1. リアルタイムアクティビティの戦略的活用
3社全てが「企業の動き検知→即座通知→タイムリー架電」のオペレーションを確立。人材業界では適切なタイミングでのアプローチが受注の鍵となるため、この仕組みが競争優位の源泉となっています。
2. 業務フローへの自然な組み込み
必須入力項目化による利用促進が特に効果的。推奨ベースではなく、業務上不可欠な仕組みとして組み込むことが定着の決定要因となります。
3. 成功体験の即座共有と称賛文化
日報活用や個別称賛など、成功事例を組織全体に波及させる文化作りが定着率向上に直結しています。
4. マネジャーの率先活用
マネジャー自身が率先してツールを使い、朝の企業動向情報を即座にチーム全体に共有する習慣が組織全体への浸透に重要な役割を果たしています。
初期活用率の課題と対処法
どの組織でも初期段階では、一部のメンバーを中心に活用が進んでいきます。これを解決するアプローチとしては、以下が有効です。
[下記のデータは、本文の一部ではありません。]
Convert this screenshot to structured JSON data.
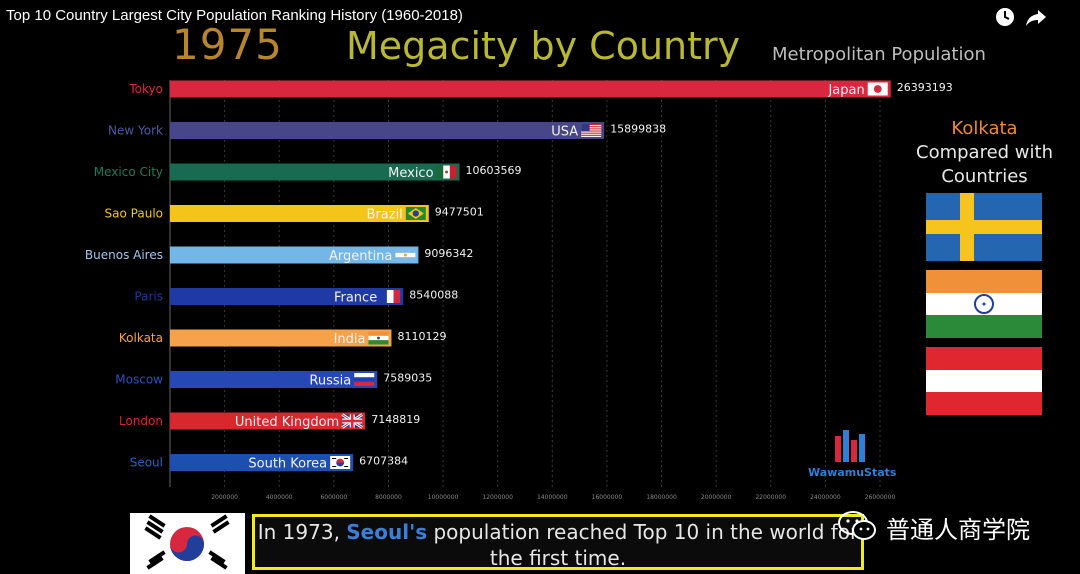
{
  "video": {
    "title": "Top 10 Country Largest City Population Ranking History (1960-2018)"
  },
  "header": {
    "year": "1975",
    "title": "Megacity by Country",
    "subtitle": "Metropolitan Population"
  },
  "comparison": {
    "city": "Kolkata",
    "text_line1": "Compared with",
    "text_line2": "Countries"
  },
  "logo": {
    "text": "WawamuStats"
  },
  "caption": {
    "part1": "In 1973, ",
    "highlight": "Seoul's",
    "part2": " population reached Top 10 in the world for the first time."
  },
  "watermark": {
    "text": "普通人商学院"
  },
  "chart_data": {
    "type": "bar",
    "orientation": "horizontal",
    "title": "Megacity by Country",
    "subtitle": "Metropolitan Population",
    "year": "1975",
    "xlim": [
      0,
      26000000
    ],
    "ticks": [
      2000000,
      4000000,
      6000000,
      8000000,
      10000000,
      12000000,
      14000000,
      16000000,
      18000000,
      20000000,
      22000000,
      24000000,
      26000000
    ],
    "bars": [
      {
        "city": "Tokyo",
        "country": "Japan",
        "value": 26393193,
        "color": "#d8283f",
        "label_color": "#d8283f",
        "flag": "japan"
      },
      {
        "city": "New York",
        "country": "USA",
        "value": 15899838,
        "color": "#48468a",
        "label_color": "#4f5aa8",
        "flag": "usa"
      },
      {
        "city": "Mexico City",
        "country": "Mexico",
        "value": 10603569,
        "color": "#186b50",
        "label_color": "#1f7a5e",
        "flag": "mexico"
      },
      {
        "city": "Sao Paulo",
        "country": "Brazil",
        "value": 9477501,
        "color": "#f4c41a",
        "label_color": "#f4c41a",
        "flag": "brazil"
      },
      {
        "city": "Buenos Aires",
        "country": "Argentina",
        "value": 9096342,
        "color": "#73b6e8",
        "label_color": "#9fc7ef",
        "flag": "argentina"
      },
      {
        "city": "Paris",
        "country": "France",
        "value": 8540088,
        "color": "#1f3aa4",
        "label_color": "#1d3aa0",
        "flag": "france"
      },
      {
        "city": "Kolkata",
        "country": "India",
        "value": 8110129,
        "color": "#f6a24a",
        "label_color": "#f6a24a",
        "flag": "india"
      },
      {
        "city": "Moscow",
        "country": "Russia",
        "value": 7589035,
        "color": "#2648b4",
        "label_color": "#2a4fc0",
        "flag": "russia"
      },
      {
        "city": "London",
        "country": "United Kingdom",
        "value": 7148819,
        "color": "#d8282e",
        "label_color": "#d8282e",
        "flag": "uk"
      },
      {
        "city": "Seoul",
        "country": "South Korea",
        "value": 6707384,
        "color": "#1d4fb0",
        "label_color": "#2a5fc8",
        "flag": "korea"
      }
    ]
  },
  "icons": {
    "clock": "clock-icon",
    "share": "share-icon",
    "wechat": "wechat-icon"
  }
}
- 個別指導の徹底:Zoom画面共有による伴走型指導
- 成功体験の創出:リアルタイム情報共有による成果実感
- 業務フローへの埋め込み:必須作業化による自然な利用促進
- 称賛文化の構築:成果即座共有システムの構築
効果測定の現実的アプローチ
ROI証明の困難さは共通課題ですが、以下のような実用的な測定指標で各社対応していることがわかりました。
- 情報収集時間の短縮(月1営業日分の工数削減)
- 企業動向検知→架電のリードタイム短縮
- 有効商談率の向上(1.4倍、商談化率2倍などの実績)
- 失注顧客の再活性化率(部署別アプローチによる新規機会創出)
- 架電効率の質的改善(接続率・受付突破率の向上)
5. まとめ
今回はパーソルグループ限定のクローズドイベントということで、普段のオープンセミナーでは聞けない本音の話が多く飛び出しました。
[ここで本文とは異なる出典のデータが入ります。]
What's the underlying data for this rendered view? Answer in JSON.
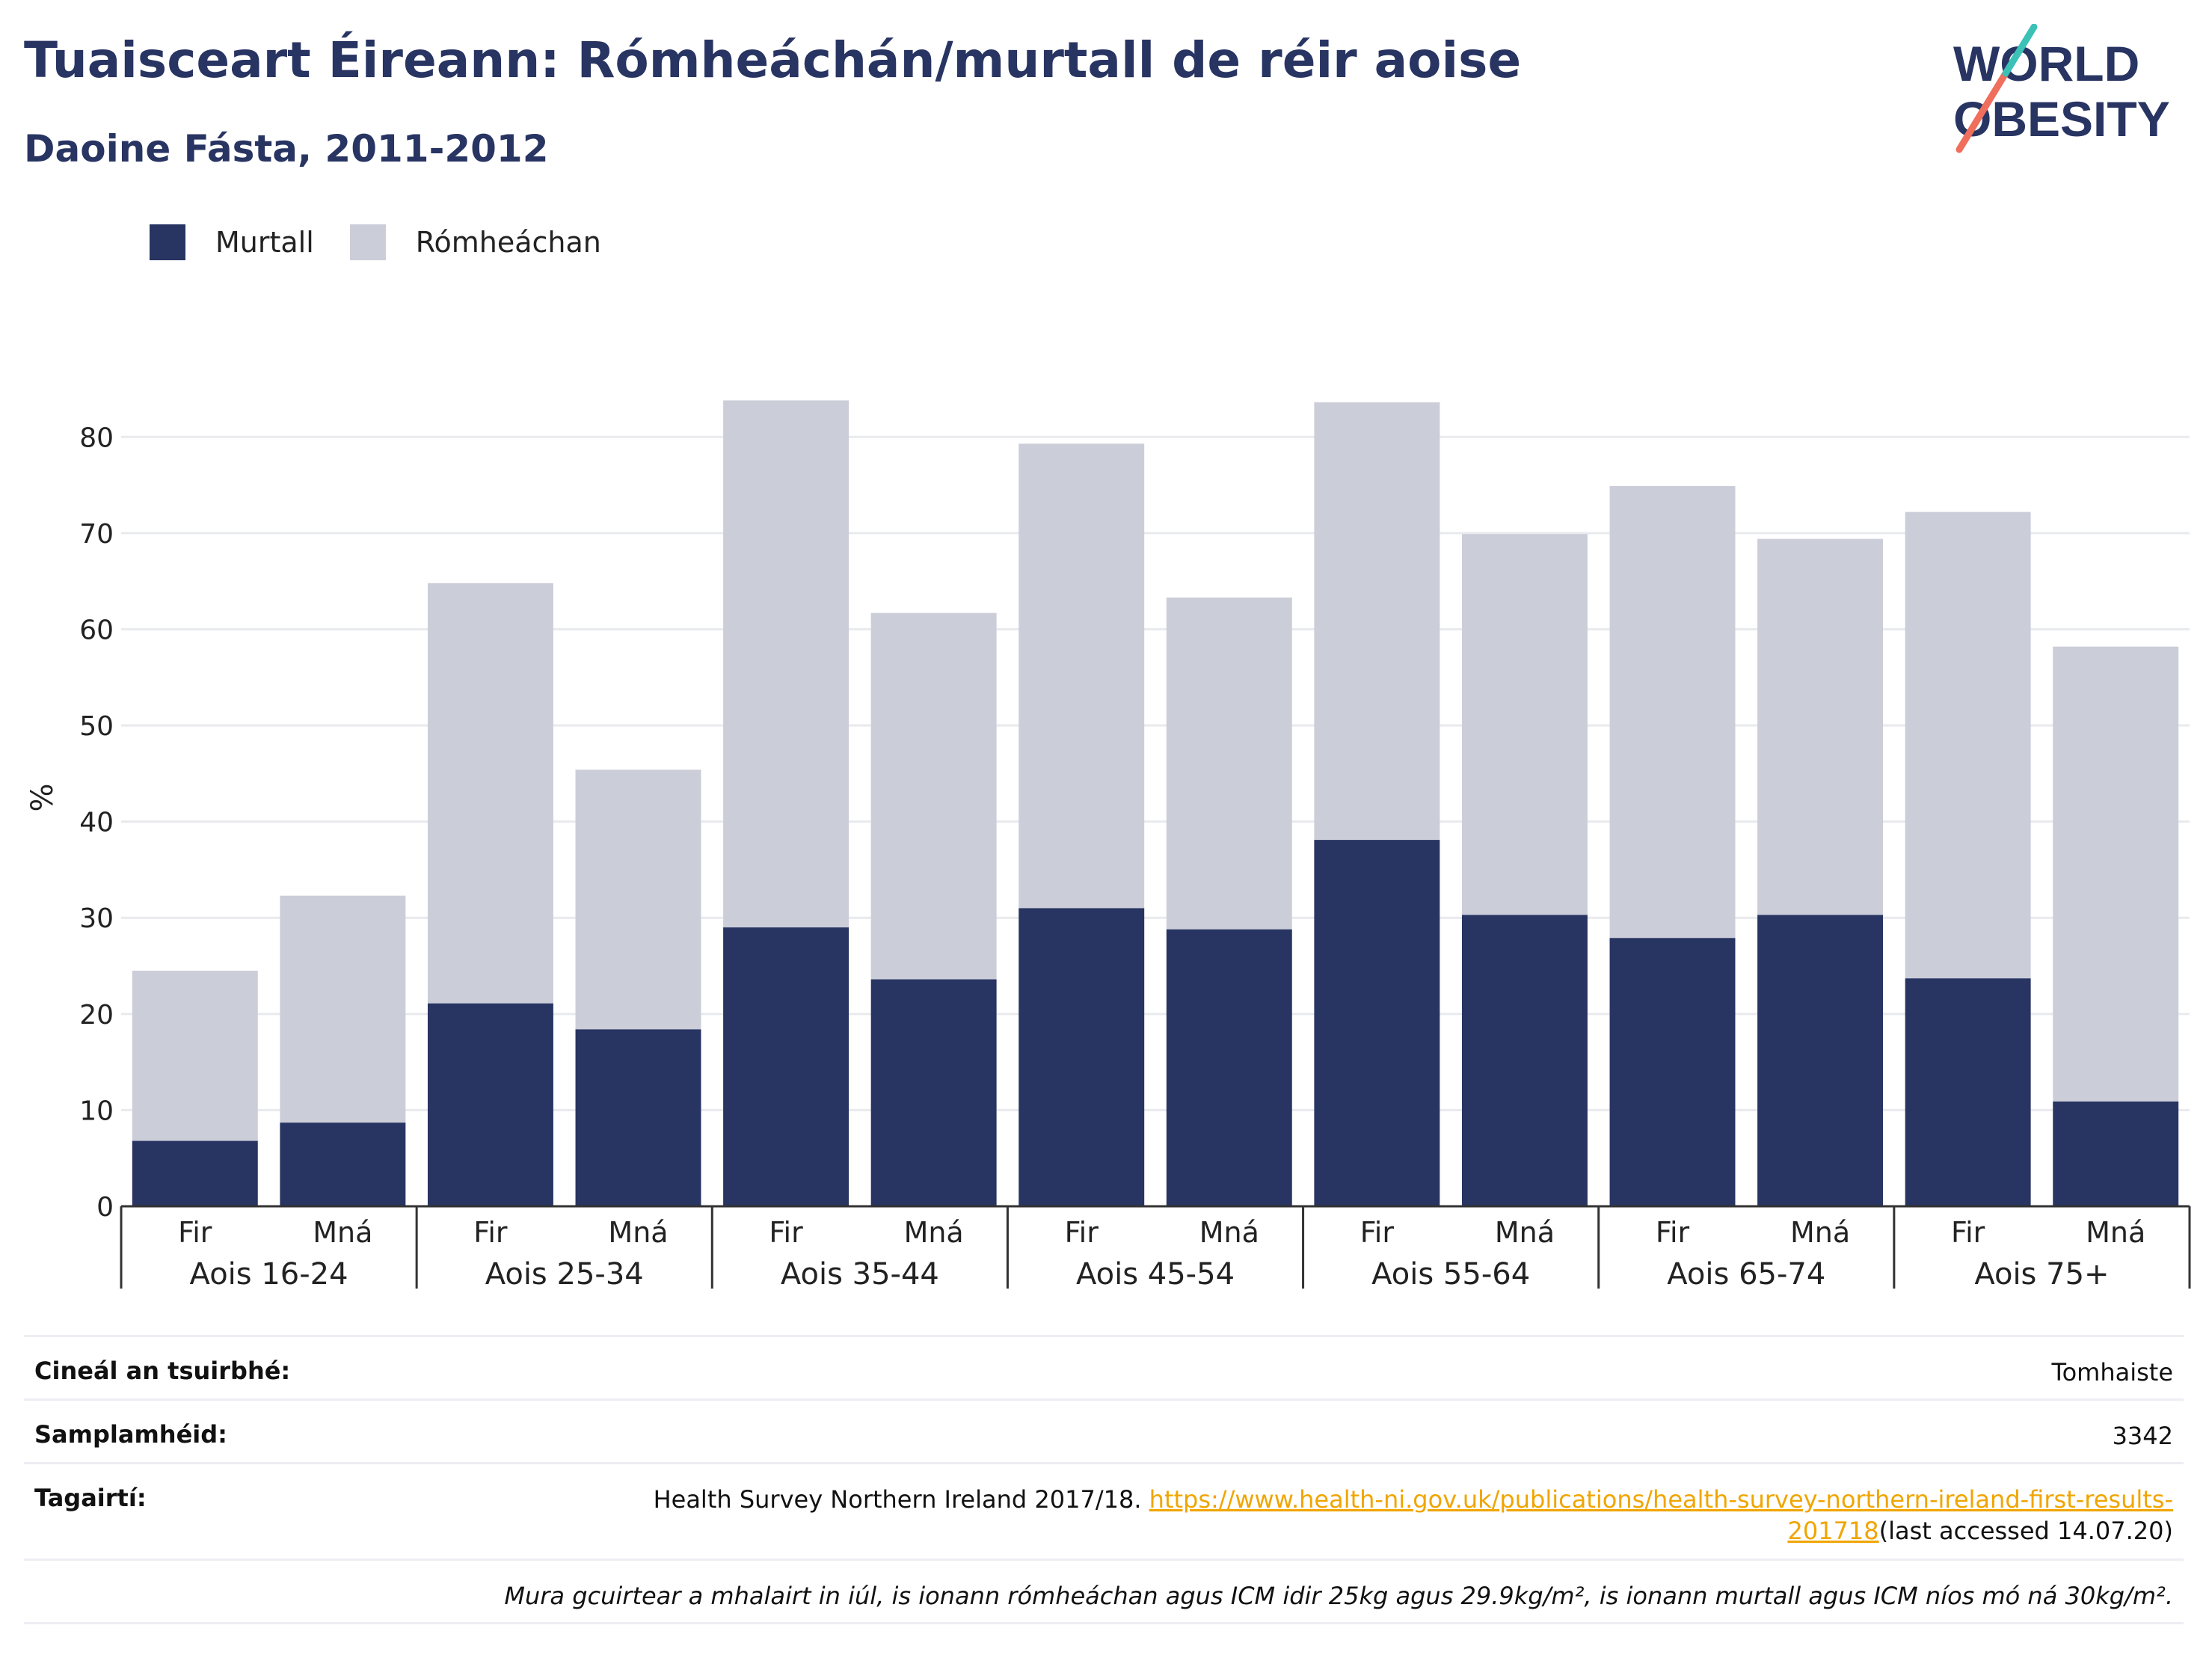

特にパネルディスカッションでは、3社のマネジャーから営業現場の生々しい体験を語っていただき、「コスト承認が年々厳しくなっている」「Excelとの併用がなかなか止められない」といった現場のリアルな課題から、SalesNowのアクティビティ機能を使った即時架電の成功事例まで、幅広い生の声を聞くことができました。
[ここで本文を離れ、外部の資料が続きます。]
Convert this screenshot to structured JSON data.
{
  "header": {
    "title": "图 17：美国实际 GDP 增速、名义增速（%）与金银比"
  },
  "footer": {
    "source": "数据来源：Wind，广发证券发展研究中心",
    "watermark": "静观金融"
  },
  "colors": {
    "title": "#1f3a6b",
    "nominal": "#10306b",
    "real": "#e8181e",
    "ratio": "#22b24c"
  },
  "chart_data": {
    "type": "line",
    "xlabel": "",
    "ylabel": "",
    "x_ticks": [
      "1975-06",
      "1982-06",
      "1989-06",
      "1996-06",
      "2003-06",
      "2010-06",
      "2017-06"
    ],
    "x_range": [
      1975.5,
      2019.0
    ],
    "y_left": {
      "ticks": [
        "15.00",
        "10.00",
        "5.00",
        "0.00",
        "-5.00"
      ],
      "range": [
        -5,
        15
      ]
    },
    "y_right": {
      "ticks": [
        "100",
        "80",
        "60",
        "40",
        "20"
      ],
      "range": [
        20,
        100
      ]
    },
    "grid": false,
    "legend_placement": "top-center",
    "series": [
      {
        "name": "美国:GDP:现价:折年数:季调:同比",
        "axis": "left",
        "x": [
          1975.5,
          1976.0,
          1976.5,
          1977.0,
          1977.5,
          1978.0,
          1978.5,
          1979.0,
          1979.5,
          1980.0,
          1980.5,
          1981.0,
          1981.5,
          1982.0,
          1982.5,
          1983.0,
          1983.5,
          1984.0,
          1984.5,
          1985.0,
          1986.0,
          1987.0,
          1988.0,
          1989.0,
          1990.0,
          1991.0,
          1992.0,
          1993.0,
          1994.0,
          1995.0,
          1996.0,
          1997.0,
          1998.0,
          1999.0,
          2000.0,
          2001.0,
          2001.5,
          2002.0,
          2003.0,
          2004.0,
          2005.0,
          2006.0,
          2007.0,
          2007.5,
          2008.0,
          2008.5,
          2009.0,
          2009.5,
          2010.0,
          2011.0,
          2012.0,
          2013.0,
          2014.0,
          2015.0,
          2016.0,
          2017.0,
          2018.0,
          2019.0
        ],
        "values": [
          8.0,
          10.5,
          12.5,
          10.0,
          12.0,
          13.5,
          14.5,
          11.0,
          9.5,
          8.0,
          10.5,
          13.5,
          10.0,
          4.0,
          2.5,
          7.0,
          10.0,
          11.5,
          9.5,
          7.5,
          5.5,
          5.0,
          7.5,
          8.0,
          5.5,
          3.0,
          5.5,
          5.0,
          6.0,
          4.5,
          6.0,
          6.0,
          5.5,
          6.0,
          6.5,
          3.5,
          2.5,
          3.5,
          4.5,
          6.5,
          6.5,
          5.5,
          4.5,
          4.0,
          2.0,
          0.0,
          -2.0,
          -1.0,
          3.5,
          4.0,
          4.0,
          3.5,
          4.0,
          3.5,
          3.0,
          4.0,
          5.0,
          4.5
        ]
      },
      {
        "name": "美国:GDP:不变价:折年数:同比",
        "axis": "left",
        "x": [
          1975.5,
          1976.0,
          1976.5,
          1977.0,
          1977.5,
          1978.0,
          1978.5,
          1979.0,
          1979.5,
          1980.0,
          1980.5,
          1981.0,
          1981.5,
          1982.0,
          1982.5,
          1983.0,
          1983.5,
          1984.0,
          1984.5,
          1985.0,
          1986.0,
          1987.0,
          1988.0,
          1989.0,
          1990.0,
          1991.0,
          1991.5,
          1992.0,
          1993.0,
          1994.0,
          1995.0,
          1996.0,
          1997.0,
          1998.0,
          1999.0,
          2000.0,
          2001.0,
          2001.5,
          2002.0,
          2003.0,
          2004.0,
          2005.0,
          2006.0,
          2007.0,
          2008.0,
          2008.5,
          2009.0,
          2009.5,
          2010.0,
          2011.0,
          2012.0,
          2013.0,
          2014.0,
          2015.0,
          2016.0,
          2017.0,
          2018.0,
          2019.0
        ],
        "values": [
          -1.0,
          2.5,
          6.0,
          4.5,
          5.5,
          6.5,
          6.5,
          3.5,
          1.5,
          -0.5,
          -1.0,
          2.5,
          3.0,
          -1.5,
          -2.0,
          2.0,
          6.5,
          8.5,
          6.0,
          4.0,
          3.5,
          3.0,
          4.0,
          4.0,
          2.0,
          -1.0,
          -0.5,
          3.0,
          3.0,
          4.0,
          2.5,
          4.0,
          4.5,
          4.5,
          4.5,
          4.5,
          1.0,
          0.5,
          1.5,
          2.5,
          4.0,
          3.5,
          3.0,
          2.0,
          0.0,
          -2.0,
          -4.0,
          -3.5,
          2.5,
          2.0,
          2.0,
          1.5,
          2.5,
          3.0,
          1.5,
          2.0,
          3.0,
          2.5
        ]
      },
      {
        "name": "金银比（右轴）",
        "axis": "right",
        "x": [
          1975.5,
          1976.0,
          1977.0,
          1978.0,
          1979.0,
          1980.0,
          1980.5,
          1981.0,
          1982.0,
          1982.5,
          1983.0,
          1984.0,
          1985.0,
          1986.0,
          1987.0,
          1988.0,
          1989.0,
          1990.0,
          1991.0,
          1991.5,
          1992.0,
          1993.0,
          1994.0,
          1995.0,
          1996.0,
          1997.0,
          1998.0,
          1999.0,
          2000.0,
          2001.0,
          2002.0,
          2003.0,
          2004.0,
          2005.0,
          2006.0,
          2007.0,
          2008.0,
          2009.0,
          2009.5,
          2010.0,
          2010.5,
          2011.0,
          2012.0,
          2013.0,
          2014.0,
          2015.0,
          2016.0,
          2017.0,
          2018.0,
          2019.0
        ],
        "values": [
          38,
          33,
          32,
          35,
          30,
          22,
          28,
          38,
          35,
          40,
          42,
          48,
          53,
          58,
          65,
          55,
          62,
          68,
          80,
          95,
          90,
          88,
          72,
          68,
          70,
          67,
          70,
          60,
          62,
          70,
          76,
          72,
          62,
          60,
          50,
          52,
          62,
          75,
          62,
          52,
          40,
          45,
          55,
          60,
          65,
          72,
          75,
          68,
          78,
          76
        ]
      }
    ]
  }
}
3社とも求人情報の通知機能を核にした営業フローを作っている点は共通していましたが、段階的な導入や業務フローへの組み込みなど、アプローチ方法はそれぞれ違っており興味深かったです。
また、後半のワークショップと交流会では、参加者同士で具体的な課題や解決策について情報交換をされていました。グループ内だからこそ話せる内容も多く、参加者の皆さんの満足度が非常に高かったので、今後もこうしたイベントを定期的に開催できればと思います。
※本レポートは2025年8月27日開催のイベント内容を基に作成しています。